Desde o princípio até o fim do mundo, todos os peregrinos, que atravessam o oceano da vida, não chegam ao porto do descanso eterno senão guiados por uma só e única Pessoa: nosso Senhor Jesus Cristo. Respondeu-lhe Jesus: Eu sou o caminho, e a verdade, e a vida; ninguém vem ao Pai, senão por mim. João 14:6.


Se o jardim do Éden foi testemunha do triste espetáculo de inocência destruída, testemunhou também um espetáculo ainda maior, o da inocência restaurada. Os pais de nossa raça não foram expulsos do jardim do Eden sem uma grande esperança, uma consolação, uma preciosa promessa, a imagem distinta de uma libertação completa.
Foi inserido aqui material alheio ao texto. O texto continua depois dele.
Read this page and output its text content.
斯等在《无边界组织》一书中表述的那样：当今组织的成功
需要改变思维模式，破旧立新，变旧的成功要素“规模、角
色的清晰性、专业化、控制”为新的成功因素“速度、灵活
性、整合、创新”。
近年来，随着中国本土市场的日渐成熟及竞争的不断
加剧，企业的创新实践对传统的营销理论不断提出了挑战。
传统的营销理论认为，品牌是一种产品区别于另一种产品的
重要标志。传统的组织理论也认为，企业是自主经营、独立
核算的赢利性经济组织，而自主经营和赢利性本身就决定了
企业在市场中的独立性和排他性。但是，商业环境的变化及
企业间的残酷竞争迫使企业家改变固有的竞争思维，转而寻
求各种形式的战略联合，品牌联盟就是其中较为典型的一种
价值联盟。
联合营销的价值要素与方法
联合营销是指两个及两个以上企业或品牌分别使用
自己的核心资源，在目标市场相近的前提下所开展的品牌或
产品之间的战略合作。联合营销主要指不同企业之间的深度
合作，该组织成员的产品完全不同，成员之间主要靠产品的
Essas túnicas representaram a vestidura de justiça oferecida por Deus aos homens, para restaurá-los à comunhão que foi perdida pela queda. Eles tinham o conhecimento da sua vergonha e coravam ao receber a luz da vida. Em sua aflição, eles procuraram se esconder atrás de uma invenção humana, que não podia ir além de um esboço de uma vestimenta.


As túnicas feitas pelo nosso Senhor Deus não eram folhas juntas umas às outras, nem cascas tecidas, nem raízes entrelaçadas; eram despojos de animais degolados. A morte de animais começou, pois, nesse mesmo jardim. E, para que? Não foi para servir de alimento ao homem, mas para justificá-lo, pois antes do dilúvio, somente as ervas lhe bastavam.


Esses animais foram oferecidos em sacrifício, como tipos do Cordeiro destinado desde o princípio do mundo. Daqui aprendemos que no Éden foi derramado o sangue da vítima inocente, e que o animal curvou-se sob o golpe da morte para cobrir a nudez do culpado.


Aprendemos ainda mais, que a primeira gota de sangue que manchou a terra e que o primeiro gemido de agonia foram extremamente significativos: …porque o salário do pecado é a morte..,… e sem derramamento de sangue não há remissão. Romanos 6:23, Hebreus 9:22. Que o Espírito Santo fale em nossos corações! Amém!!!

Humberto Xavier Rodrigues é formado em Teologia.